If you're living in a market where some houses are going for $150K over asking, then you MUST buy before you sell. In a seller's market, you will get multiple offers on your current house when you decide to sell, it will sell for (well) over asking, and you can dictate possession dates. You do not need to worry about selling your own home, if you have a competent realtor.
But buying a home is an entirely different story. You may struggle to find something affordable, and there may be multiple buyers each time you decide to make an offer. You may go through this cycle several times over many months before your offer is accepted. You should do this while living in your own home, with the comfort of knowing that you can sell your own home easily at any time, instead of the stress of an imminent closing date on your own home. Or worse, move into rented space or Malvolio's mom's house for months or a year while the market increases by 15% and the houses in your old area are now selling for $100K more than you sold for. Ouch, now you really can't afford to buy what you want, and you may end up buying something equivalent to what you used to own, for more, plus legal, realtor, and land transfer costs.

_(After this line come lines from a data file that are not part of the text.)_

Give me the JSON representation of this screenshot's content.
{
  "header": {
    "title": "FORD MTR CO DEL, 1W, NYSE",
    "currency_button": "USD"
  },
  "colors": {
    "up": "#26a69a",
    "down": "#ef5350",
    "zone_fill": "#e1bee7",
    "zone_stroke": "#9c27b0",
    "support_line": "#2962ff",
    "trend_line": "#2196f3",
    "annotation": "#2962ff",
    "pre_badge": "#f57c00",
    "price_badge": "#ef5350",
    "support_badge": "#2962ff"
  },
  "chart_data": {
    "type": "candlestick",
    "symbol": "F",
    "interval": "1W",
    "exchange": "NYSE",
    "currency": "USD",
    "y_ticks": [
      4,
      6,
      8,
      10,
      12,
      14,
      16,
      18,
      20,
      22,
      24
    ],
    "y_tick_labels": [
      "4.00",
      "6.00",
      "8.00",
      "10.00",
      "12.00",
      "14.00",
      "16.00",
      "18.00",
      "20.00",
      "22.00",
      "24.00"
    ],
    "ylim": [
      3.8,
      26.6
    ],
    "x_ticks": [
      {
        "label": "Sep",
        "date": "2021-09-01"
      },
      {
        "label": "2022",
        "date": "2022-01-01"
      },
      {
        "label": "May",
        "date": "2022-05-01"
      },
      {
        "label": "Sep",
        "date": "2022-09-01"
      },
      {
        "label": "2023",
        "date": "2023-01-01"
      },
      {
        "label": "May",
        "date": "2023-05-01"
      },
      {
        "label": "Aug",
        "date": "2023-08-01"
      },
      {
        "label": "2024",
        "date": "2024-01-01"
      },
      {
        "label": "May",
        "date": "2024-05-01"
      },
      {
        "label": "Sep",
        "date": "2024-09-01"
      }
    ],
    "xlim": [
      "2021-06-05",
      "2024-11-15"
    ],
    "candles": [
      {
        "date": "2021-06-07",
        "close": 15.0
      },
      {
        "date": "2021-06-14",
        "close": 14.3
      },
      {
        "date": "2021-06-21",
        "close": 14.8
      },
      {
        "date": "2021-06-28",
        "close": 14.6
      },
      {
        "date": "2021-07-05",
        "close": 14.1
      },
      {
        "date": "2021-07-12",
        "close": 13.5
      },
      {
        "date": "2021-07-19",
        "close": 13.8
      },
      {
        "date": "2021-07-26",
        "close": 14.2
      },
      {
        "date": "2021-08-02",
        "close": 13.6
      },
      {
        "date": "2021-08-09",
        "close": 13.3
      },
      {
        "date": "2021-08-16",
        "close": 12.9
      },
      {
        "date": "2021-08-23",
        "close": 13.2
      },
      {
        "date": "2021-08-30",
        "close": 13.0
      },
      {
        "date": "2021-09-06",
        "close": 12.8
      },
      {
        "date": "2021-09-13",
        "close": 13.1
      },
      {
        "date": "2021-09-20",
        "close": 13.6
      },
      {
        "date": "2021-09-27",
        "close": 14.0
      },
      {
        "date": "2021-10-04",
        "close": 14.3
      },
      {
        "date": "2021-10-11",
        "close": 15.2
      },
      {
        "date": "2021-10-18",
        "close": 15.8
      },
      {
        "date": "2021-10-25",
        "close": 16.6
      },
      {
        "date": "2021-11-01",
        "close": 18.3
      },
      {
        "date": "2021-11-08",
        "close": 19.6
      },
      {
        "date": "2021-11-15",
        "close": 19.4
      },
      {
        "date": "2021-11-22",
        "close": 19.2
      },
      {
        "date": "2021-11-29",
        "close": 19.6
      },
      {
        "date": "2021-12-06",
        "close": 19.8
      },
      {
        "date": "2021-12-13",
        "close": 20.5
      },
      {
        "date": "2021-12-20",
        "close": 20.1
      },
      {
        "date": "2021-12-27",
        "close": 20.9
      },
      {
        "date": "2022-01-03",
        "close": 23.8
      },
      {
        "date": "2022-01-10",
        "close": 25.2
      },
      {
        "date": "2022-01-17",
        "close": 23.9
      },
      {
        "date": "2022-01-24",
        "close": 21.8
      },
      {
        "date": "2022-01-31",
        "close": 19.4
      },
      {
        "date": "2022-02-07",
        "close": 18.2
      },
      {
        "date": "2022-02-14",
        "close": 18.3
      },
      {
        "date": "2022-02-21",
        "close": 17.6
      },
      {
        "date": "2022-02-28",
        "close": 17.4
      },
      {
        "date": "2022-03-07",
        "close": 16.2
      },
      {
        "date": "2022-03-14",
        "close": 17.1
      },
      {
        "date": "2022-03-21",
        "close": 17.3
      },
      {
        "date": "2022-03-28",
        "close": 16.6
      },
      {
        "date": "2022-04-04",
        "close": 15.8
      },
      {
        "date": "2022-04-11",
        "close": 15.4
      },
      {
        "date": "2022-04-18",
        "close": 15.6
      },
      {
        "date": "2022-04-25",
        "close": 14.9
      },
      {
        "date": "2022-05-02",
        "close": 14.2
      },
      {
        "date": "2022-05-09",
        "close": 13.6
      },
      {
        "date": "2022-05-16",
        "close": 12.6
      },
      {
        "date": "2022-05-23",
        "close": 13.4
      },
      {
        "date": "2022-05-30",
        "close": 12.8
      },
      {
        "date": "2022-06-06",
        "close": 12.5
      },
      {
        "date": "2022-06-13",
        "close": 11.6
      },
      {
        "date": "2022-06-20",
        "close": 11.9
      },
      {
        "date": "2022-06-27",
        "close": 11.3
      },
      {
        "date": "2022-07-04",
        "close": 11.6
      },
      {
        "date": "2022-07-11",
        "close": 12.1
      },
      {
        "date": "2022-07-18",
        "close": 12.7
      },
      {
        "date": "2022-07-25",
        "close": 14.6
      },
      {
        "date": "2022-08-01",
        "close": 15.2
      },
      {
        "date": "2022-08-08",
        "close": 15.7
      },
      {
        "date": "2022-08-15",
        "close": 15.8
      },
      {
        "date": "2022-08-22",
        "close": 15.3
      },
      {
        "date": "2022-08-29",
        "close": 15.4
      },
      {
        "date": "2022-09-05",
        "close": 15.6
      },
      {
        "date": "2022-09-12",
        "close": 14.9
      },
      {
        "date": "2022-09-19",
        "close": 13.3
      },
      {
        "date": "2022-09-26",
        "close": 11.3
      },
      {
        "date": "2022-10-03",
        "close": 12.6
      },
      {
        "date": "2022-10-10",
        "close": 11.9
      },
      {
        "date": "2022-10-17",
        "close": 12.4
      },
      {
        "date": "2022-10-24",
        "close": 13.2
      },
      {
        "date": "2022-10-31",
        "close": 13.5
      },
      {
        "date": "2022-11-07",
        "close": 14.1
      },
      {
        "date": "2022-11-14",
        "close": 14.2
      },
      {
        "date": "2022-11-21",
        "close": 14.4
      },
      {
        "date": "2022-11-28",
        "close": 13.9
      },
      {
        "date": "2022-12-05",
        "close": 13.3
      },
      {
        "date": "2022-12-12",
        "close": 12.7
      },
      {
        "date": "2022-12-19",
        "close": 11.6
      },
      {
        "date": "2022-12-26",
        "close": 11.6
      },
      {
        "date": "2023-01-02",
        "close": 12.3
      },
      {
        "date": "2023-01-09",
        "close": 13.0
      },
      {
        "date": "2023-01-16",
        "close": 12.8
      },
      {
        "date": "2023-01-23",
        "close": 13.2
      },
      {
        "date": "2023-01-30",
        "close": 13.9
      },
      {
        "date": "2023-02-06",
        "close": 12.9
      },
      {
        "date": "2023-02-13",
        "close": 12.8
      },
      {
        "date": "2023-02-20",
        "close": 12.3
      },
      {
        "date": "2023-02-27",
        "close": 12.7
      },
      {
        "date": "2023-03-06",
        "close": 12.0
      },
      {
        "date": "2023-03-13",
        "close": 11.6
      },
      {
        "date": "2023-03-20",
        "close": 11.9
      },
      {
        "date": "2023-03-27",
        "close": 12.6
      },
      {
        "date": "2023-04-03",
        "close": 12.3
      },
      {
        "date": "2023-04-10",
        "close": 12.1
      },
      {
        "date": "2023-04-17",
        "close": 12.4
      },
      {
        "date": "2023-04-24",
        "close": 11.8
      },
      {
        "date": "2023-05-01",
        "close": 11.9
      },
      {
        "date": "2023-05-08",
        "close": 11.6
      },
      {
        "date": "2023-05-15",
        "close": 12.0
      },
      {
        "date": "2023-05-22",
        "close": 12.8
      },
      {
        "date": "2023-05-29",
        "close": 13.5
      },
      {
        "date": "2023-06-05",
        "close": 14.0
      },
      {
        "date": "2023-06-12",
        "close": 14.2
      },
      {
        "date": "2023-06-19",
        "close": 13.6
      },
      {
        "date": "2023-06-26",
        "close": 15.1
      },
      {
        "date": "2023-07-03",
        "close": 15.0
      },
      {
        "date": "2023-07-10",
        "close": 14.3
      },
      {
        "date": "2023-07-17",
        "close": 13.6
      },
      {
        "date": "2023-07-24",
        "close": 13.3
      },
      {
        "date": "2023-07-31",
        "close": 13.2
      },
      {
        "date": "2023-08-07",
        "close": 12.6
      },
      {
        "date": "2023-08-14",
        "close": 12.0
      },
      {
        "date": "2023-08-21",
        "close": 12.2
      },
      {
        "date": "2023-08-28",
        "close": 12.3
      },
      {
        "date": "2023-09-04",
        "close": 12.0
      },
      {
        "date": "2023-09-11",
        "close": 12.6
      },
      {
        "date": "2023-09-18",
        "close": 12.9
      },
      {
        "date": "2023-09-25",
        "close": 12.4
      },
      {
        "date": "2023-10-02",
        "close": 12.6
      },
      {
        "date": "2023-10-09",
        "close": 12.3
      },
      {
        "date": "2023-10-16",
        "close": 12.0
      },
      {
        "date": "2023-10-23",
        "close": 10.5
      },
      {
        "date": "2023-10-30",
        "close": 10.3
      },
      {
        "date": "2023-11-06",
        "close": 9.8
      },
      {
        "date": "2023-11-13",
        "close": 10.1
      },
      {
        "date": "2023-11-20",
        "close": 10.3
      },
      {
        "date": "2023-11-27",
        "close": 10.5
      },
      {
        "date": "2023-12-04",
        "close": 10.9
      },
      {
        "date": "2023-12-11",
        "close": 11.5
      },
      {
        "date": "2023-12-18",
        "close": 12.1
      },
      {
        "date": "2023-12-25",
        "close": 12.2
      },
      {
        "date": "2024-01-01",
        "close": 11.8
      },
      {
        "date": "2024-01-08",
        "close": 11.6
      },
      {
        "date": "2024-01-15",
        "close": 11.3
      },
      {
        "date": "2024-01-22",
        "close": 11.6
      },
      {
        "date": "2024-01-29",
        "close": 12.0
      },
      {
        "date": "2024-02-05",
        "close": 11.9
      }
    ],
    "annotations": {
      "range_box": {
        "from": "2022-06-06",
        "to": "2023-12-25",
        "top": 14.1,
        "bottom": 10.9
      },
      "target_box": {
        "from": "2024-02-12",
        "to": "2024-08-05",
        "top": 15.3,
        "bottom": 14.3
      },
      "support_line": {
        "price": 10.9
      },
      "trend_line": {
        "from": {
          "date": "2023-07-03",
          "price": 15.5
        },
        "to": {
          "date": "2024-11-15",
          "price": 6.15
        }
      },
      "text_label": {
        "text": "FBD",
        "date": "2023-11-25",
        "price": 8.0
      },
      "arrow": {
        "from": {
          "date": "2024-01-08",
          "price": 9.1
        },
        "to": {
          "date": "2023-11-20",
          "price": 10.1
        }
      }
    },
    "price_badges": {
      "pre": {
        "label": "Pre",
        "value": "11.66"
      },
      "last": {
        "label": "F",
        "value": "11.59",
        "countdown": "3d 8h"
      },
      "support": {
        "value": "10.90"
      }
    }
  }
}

If the closing dates don't align, then bridge. This will only end up costing a few hundred dollars, less than $1K including legal fees (the lawyer will also charge to handle this). But by buying before you sell, you'll easily make up that difference.
This advice only applies to hot property markets. I'm not a realtor, just a guy living in the GTA who went through this process last year. Lost out on three offers over 10 months, then bought for asking price on fourth offer (very fortunate), then sold for $90K over asking, then bridged for 2 months. My realtor is awesome and made the process as stress free as it can be.
Get a good realtor, start house hunting while preparing your own house for sale, and enjoy the process. Also you should negotiate with your realtor, they may be willing to reduce their commission on your sale if they are also representing you on the purchase.
P.S. Do not make a contingent offer, and do not accept one. Get your financing in place before you make an offer, and if you are concerned about inspection, you can also do that before the offer, if you act quickly. The inspection will cost ~$500, but it will increase the value of your offer by much more than that since you will be going in without conditions. I spent ~$1,000 on two property inspections on homes I lost out on, and I don't regret it. That is the cost of doing business. The other offers on the home I eventually bought were for significantly more than my offer, but they had conditions. I saved at least $40K by being condition free, and I only spent $1,500 on three property inspections. And, some people will just drop out of the multiple offer scenario when they learn that one of the buyers has done an inspection.